Serve un riequilibrio dei compiti che riguardano le attività di cura coinvolgendo anche gli uomini. Nel 2030 si stima che l’Italia sarà il 14° paese al mondo per dipendenza degli anziani da persone in età lavorativa. In un paese come l’Italia in cui si nasce poco, l’aspettativa di vita è sempre più alta e talvolta i nonni ancora lavorano o non sono autosufficienti: senza una forte rete territoriale di infrastrutture sociali le disuguaglianze e la povertà sono destinate ad aumentare.

I maggiori impedimenti per l’occupazione femminile ad oggi sono la maternità e la cura della famiglia. Le donne si diplomano e si laureano più degli uomini in Italia, ma lavorano di meno e, a parità di mansioni, in media guadagnano il 16% in meno degli uomini. Se cresce il lavoro delle donne, crescono il Pil ed il Paese. Serve un rilancio dell’occupazione femminile per favorire ulteriormente l’ingresso delle donne nel mondo del lavoro. Dunque la difficoltà a conciliare famiglia e lavoro, la denatalità, la povertà educativa sono problemi che riguardano tutti, non solo le donne, ma possono essere risolti soltanto con il totale coinvolgimento delle donne innanzitutto e con una visione di insieme integrata.  

Anche la disparità salariale influisce sulla disoccupazione femminile perché, nelle famiglie in cui è necessario che qualcuno rinunci al proprio lavoro per curarsi dei figli o degli anziani, è sempre la donna, dal momento che guadagna di meno, a lasciare il lavoro.

Le richieste che facciamo come Giusto Mezzo sono state sottoscritte da migliaia di donne e anche uomini in tutta Italia – ad oggi 48 mila- ed è stata inviata una lettera al presidente Conte.
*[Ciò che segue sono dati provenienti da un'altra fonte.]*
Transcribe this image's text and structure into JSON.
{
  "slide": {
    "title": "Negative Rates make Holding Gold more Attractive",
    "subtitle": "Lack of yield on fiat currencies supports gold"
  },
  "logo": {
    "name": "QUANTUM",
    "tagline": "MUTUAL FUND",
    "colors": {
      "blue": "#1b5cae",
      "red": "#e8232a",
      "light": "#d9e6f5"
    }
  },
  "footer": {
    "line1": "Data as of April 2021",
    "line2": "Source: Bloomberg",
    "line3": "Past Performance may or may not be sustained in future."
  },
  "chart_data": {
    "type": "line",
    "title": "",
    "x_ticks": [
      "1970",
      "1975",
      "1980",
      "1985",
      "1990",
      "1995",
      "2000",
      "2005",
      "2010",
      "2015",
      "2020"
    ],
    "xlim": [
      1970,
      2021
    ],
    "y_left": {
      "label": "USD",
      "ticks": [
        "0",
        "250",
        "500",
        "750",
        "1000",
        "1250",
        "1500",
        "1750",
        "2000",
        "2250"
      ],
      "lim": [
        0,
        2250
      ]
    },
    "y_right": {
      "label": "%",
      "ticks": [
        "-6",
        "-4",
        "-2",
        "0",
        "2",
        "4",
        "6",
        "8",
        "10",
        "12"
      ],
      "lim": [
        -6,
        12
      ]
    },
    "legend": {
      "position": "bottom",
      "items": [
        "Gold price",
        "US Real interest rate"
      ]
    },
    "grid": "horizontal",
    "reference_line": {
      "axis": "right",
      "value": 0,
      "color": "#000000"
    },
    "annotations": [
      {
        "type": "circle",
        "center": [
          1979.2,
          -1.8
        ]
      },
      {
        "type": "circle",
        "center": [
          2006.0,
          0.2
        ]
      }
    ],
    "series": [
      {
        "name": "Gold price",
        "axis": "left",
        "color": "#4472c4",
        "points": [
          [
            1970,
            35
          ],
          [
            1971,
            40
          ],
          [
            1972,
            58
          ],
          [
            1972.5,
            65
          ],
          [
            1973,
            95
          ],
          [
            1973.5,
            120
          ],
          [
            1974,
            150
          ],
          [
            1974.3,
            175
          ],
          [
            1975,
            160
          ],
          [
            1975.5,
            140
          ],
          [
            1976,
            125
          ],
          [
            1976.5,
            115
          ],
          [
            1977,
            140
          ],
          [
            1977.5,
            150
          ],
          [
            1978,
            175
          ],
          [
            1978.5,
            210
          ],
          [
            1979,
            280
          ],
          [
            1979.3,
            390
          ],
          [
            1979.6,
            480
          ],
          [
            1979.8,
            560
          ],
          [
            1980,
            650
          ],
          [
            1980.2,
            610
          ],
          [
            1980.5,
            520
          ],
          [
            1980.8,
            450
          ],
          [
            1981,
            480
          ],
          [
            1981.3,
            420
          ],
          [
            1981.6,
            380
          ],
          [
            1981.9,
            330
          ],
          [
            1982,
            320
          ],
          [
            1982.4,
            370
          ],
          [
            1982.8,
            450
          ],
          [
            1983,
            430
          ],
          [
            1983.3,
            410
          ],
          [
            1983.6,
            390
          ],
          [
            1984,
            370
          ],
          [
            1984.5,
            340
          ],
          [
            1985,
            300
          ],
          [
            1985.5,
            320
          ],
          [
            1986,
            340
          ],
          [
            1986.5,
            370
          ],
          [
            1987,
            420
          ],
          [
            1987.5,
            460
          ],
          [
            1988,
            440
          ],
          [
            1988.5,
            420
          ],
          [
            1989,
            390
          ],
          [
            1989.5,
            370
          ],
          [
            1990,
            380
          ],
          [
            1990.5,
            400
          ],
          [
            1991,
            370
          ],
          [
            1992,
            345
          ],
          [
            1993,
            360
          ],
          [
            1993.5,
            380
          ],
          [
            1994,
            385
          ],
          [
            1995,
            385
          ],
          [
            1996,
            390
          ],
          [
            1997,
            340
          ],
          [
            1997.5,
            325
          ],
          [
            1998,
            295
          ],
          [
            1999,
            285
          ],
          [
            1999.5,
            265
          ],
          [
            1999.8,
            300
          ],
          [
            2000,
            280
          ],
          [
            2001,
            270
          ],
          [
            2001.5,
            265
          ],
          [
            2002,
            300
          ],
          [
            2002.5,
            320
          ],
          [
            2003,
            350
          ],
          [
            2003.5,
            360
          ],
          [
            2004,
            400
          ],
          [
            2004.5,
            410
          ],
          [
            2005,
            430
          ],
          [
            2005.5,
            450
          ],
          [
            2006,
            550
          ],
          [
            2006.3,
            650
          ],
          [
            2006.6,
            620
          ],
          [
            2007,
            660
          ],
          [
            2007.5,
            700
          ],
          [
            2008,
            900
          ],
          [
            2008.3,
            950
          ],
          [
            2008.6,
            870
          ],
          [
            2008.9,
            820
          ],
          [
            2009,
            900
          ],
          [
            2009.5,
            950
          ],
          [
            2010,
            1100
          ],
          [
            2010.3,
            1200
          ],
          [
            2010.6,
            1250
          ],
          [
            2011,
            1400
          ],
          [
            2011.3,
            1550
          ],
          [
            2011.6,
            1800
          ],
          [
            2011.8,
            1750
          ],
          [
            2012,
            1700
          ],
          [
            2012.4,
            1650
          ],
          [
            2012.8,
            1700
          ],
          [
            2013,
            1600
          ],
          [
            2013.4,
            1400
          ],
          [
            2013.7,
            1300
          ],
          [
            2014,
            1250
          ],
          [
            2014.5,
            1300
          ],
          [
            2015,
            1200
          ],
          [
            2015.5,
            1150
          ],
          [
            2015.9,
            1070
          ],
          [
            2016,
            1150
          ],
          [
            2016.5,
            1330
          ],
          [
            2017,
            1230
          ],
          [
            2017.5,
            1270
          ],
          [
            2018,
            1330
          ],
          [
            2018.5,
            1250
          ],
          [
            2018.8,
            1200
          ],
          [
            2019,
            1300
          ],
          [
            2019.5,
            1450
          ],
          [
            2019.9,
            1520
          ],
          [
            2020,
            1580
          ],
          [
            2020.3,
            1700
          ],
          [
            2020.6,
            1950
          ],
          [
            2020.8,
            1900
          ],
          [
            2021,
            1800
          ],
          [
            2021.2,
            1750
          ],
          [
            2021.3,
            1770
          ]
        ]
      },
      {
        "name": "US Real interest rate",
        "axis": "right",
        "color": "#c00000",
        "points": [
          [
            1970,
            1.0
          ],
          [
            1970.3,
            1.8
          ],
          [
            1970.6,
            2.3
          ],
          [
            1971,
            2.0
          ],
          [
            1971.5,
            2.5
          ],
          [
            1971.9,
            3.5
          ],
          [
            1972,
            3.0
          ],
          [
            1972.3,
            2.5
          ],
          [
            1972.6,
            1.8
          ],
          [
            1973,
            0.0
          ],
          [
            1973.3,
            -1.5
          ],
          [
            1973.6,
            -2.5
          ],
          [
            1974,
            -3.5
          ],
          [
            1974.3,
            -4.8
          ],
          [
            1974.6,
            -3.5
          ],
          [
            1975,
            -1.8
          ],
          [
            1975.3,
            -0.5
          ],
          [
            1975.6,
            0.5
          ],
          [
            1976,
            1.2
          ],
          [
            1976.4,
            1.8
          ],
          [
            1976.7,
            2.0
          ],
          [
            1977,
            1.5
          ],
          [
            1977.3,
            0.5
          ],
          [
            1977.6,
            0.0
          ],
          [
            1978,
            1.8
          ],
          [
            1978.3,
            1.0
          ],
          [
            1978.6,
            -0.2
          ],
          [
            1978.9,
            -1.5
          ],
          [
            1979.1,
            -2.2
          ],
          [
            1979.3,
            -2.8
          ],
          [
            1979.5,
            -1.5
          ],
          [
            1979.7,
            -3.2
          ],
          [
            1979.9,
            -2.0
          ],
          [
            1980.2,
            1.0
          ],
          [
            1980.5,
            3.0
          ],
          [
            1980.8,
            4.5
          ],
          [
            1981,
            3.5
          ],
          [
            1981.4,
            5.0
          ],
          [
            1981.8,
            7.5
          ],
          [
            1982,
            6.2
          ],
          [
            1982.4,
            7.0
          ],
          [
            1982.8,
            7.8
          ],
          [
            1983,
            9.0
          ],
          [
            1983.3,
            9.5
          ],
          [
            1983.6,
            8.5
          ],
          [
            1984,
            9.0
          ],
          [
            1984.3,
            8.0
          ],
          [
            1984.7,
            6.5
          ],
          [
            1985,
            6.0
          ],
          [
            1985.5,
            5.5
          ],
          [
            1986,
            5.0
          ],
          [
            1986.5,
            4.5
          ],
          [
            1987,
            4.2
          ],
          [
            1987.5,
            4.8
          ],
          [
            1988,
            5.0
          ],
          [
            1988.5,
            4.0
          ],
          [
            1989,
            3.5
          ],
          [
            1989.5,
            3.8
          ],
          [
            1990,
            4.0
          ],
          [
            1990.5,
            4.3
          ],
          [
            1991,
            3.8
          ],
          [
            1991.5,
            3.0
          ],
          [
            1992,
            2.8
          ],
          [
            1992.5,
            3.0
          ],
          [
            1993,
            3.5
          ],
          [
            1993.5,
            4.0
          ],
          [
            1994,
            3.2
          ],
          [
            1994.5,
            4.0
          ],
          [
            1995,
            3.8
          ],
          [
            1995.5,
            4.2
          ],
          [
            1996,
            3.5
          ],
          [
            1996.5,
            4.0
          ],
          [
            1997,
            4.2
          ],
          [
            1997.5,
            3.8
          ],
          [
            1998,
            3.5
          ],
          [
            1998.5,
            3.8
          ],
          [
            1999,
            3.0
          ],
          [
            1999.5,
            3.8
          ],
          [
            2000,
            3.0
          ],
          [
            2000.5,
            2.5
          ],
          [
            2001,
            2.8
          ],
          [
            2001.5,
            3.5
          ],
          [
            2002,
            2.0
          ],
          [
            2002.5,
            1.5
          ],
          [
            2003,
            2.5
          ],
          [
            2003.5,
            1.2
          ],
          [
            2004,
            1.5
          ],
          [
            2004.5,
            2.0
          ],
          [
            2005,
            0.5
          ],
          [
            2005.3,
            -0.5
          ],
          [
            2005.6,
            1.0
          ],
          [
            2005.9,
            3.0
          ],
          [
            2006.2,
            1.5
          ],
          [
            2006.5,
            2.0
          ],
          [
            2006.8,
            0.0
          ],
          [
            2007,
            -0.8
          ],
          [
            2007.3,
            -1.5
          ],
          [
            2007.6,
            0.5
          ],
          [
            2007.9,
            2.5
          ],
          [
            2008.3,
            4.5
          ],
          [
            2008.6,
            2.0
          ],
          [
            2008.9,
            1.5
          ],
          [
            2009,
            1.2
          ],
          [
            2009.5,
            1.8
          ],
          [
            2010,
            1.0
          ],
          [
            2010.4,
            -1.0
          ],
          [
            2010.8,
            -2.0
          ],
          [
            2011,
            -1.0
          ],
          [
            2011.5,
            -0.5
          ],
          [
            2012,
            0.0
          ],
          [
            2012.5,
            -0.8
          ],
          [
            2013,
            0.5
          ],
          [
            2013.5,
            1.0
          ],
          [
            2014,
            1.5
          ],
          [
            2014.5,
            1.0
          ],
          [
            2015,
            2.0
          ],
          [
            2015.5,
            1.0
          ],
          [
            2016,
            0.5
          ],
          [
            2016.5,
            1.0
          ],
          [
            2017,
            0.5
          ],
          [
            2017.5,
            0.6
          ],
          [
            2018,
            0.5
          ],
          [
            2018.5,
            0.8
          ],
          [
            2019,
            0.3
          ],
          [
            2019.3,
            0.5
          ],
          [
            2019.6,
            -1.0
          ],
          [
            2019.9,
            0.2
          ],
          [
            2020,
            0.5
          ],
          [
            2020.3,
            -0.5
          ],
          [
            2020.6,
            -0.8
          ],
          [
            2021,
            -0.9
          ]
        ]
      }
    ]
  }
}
Una delegazione composta dalle fondatrici e dalle attiviste alcuni mesi fa ha incontrato i ministri Amendola e Provenzano per discutere della proposta.

La legge di bilancio 2021 ha intanto aumentato le risorse per la costruzione degli asili nido e ha esteso il congedo di paternità da 7 a 10 giorni, ma questo non basta. Il commissario europeo Gentiloni in questi giorni ha appoggiato l’iniziativa per un piano di Recovery che pensi alle donne. Al momento la bozza del Recovery destina agli ambiti di cui sopra ancora poche risorse, per questo e per tanti altri motivi noi non ci fermiamo.